创意成文:将科研构想转化为完整科学叙事的自动化流程
Idea2Story: An Automated Pipeline for Transforming Research Concepts into Complete Scientific Narratives
January 28, 2026
作者: Tengyue Xu, Zhuoyang Qian, Gaoge Liu, Li Ling, Zhentao Zhang, Biao Wu, Shuo Zhang, Ke Lu, Wei Shi, Ziqi Wang, Zheng Feng, Yan Luo, Shu Xu, Yongjin Chen, Zhibo Feng, Zhuo Chen, Bruce Yuan, Harry Wang, Kris Chen
cs.AI
摘要
基于大语言模型的自主科学发现智能体近期取得显著进展,已能实现端到端科研流程的自动化。然而,现有系统主要依赖以运行时为中心的执行范式,需要反复在线阅读、总结和推理海量科学文献。这种即时计算策略不仅计算成本高昂,受限于上下文窗口长度,还容易导致推理脆弱和事实幻觉。我们提出Idea2Story——一种基于预计算驱动的自主科学发现框架,将文献理解从在线推理转变为离线知识构建。该框架持续收集同行评议论文及其审稿反馈,提取核心方法单元,组合可复用的研究模式,并将其组织为结构化方法知识图谱。在运行时,未充分明确的用户研究意图可与既定研究范式对齐,实现高质量研究模式的高效检索与复用,而非开放式生成和试错。通过将研究规划与执行建立在预构建知识图谱之上,Idea2Story有效缓解了大语言模型的上下文窗口瓶颈,大幅减少了对文献的重复运行时推理。定性分析与初步实验表明,Idea2Story能生成连贯、方法可靠且新颖的研究模式,并在端到端场景下产出多个高质量研究范例。这些结果证明,离线知识构建为可靠的自主科学发现提供了实用且可扩展的基础。
English
Autonomous scientific discovery with large language model (LLM)-based agents has recently made substantial progress, demonstrating the ability to automate end-to-end research workflows.
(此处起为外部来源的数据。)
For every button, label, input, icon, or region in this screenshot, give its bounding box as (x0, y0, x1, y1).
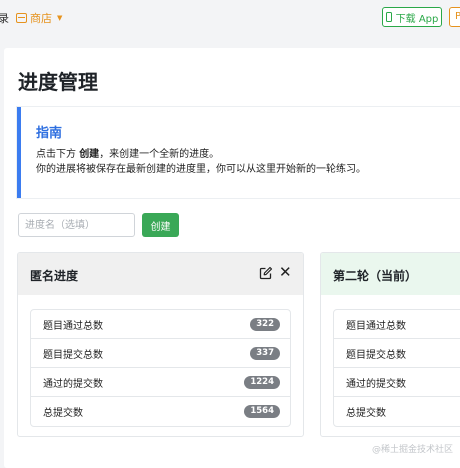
stat-label: 总提交数 (43, 408, 83, 419)
stat-value-badge: 337 (250, 346, 280, 360)
stat-value-badge: 322 (250, 317, 280, 331)
chevron-down-icon: ▼ (57, 14, 63, 22)
store-link[interactable]: 商店 ▼ (16, 10, 62, 26)
stat-row: 通过的提交数 1224 (31, 368, 290, 397)
card-header: 第二轮（当前） (321, 253, 460, 295)
download-app-label: 下载 App (395, 13, 439, 25)
guide-line1-prefix: 点击下方 (36, 149, 80, 160)
stat-value-badge: 1224 (244, 375, 280, 389)
stat-label: 总提交数 (346, 408, 386, 419)
stat-row: 题目通过总数 322 (31, 310, 290, 339)
progress-card-round-two: 第二轮（当前） 题目通过总数 题目提交总数 通过的提交数 总提交数 (320, 252, 460, 437)
card-title: 匿名进度 (30, 269, 79, 283)
download-app-button[interactable]: 下载 App (382, 7, 442, 27)
stat-row: 总提交数 1564 (31, 397, 290, 426)
store-label: 商店 (30, 12, 52, 25)
stats-list: 题目通过总数 题目提交总数 通过的提交数 总提交数 (333, 309, 460, 427)
stat-label: 题目提交总数 (346, 349, 406, 361)
top-cut-text: 录 (0, 12, 9, 25)
guide-line1-bold: 创建 (79, 149, 100, 160)
page-title: 进度管理 (18, 70, 98, 94)
stat-label: 通过的提交数 (346, 378, 406, 390)
top-bar: 录 商店 ▼ 下载 App P (0, 0, 460, 34)
stat-label: 通过的提交数 (43, 378, 103, 390)
watermark: @稀土掘金技术社区 (372, 445, 454, 455)
stat-label: 题目通过总数 (346, 320, 406, 332)
guide-text-line1: 点击下方 创建，来创建一个全新的进度。 (36, 145, 219, 160)
stat-row: 通过的提交数 (334, 368, 460, 397)
progress-name-input[interactable] (18, 213, 135, 237)
phone-icon (385, 12, 392, 22)
card-header: 匿名进度 ✕ (18, 253, 303, 295)
create-button[interactable]: 创建 (142, 213, 179, 237)
stat-row: 总提交数 (334, 397, 460, 426)
guide-box: 指南 点击下方 创建，来创建一个全新的进度。 你的进展将被保存在最新创建的进度里… (17, 107, 460, 198)
guide-title: 指南 (36, 126, 63, 141)
store-icon (16, 13, 27, 23)
stat-row: 题目通过总数 (334, 310, 460, 339)
progress-card-anonymous: 匿名进度 ✕ 题目通过总数 322 题目提交总数 337 通过的提交数 1224… (17, 252, 304, 437)
edit-icon[interactable] (259, 266, 273, 280)
stat-row: 题目提交总数 337 (31, 339, 290, 368)
stat-label: 题目提交总数 (43, 349, 103, 361)
stat-value-badge: 1564 (244, 405, 280, 418)
stat-row: 题目提交总数 (334, 339, 460, 368)
guide-line1-suffix: ，来创建一个全新的进度。 (99, 149, 220, 160)
cut-off-button[interactable]: P (449, 7, 460, 27)
guide-text-line2: 你的进展将被保存在最新创建的进度里，你可以从这里开始新的一轮练习。 (36, 164, 366, 175)
close-icon[interactable]: ✕ (279, 265, 293, 280)
stats-list: 题目通过总数 322 题目提交总数 337 通过的提交数 1224 总提交数 1… (30, 309, 291, 427)
stat-label: 题目通过总数 (43, 320, 103, 332)
card-title: 第二轮（当前） (333, 269, 418, 283)
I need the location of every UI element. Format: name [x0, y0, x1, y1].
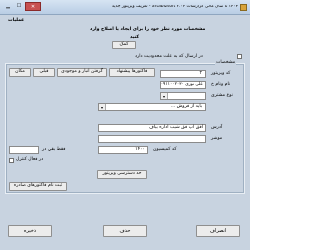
customer-type-label: نوع مشتری: [211, 93, 233, 98]
close-button[interactable]: ✕: [25, 2, 41, 11]
store-button[interactable]: گرفتن انبار و موجودی: [57, 68, 107, 77]
window-title: ۱۴۰۳ تا سال مالی گزارشات artabizsoft ۲.۰…: [111, 5, 238, 9]
previous-button[interactable]: قبلی: [33, 68, 55, 77]
customer-type-dropdown[interactable]: ▾: [160, 92, 206, 100]
map-button[interactable]: مکان: [9, 68, 31, 77]
limited-check-label: در ارسال که به علت محدودیت دارد: [135, 54, 203, 59]
name-label: نام ونام خ: [211, 82, 231, 87]
help-button-label: کمک: [119, 41, 129, 47]
save-button[interactable]: ذخیره: [8, 225, 52, 237]
help-button[interactable]: کمک: [112, 41, 136, 49]
remain-label: فقط بقي در: [42, 147, 66, 152]
chevron-down-icon: ▾: [161, 93, 168, 99]
route-button[interactable]: حد دسترسی ویزیتور: [97, 170, 147, 179]
commission-label: کد کمیسیون: [153, 147, 177, 152]
limited-checkbox[interactable]: [237, 54, 242, 59]
delete-button[interactable]: حذف: [103, 225, 147, 237]
notes-label: موشر: [211, 136, 223, 141]
visitor-code-label: کد ویزیتور: [211, 71, 231, 76]
commission-field[interactable]: ۱۴۰۰: [98, 146, 148, 154]
section-label: عملیات: [8, 18, 25, 23]
visitor-code-field[interactable]: ۲: [160, 70, 206, 78]
chevron-down-icon: ▾: [99, 104, 106, 110]
excel-button[interactable]: ثبت نام فاکتورهای صادره: [9, 182, 67, 191]
notes-field[interactable]: [98, 135, 206, 143]
minimize-button[interactable]: ▁: [3, 2, 13, 11]
maximize-button[interactable]: ☐: [14, 2, 24, 11]
visitor-window: ۱۴۰۳ تا سال مالی گزارشات artabizsoft ۲.۰…: [0, 0, 250, 250]
active-check-label: در فعال کنترل: [16, 157, 44, 162]
window-icon: [240, 4, 247, 11]
active-checkbox[interactable]: [9, 158, 14, 163]
name-field[interactable]: علی نوری ۰۹۱۱۰۰۲۰۳۰: [160, 81, 206, 89]
cancel-button[interactable]: انصراف: [196, 225, 240, 237]
invoice-button[interactable]: فاکتورها پیشنهاد: [109, 68, 155, 77]
remain-field[interactable]: [9, 146, 39, 154]
address-label: آدرس: [211, 125, 223, 130]
instruction-line-2: کنید: [130, 35, 140, 40]
instruction-line-1: مشخصات مورد نظر خود را برای ایجاد یا اصل…: [90, 27, 206, 32]
title-bar: ۱۴۰۳ تا سال مالی گزارشات artabizsoft ۲.۰…: [0, 0, 250, 15]
sale-dropdown[interactable]: ▾ باید از فروش ...: [98, 103, 206, 111]
address-field[interactable]: افق اپ فق شیب اداره بیاف: [98, 124, 206, 132]
details-group-title: مشخصات: [215, 60, 237, 66]
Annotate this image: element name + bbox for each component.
However, existing systems largely rely on runtime-centric execution paradigms, repeatedly reading, summarizing, and reasoning over large volumes of scientific literature online. This on-the-spot computation strategy incurs high computational cost, suffers from context window limitations, and often leads to brittle reasoning and hallucination. We propose Idea2Story, a pre-computation-driven framework for autonomous scientific discovery that shifts literature understanding from online reasoning to offline knowledge construction. Idea2Story continuously collects peer-reviewed papers together with their review feedback, extracts core methodological units, composes reusable research patterns, and organizes them into a structured methodological knowledge graph. At runtime, underspecified user research intents are aligned to established research paradigms, enabling efficient retrieval and reuse of high-quality research patterns instead of open-ended generation and trial-and-error. By grounding research planning and execution in a pre-built knowledge graph, Idea2Story alleviates the context window bottleneck of LLMs and substantially reduces repeated runtime reasoning over literature. We conduct qualitative analyses and preliminary empirical studies demonstrating that Idea2Story can generate coherent, methodologically grounded, and novel research patterns, and can produce several high-quality research demonstrations in an end-to-end setting. These results suggest that offline knowledge construction provides a practical and scalable foundation for reliable autonomous scientific discovery.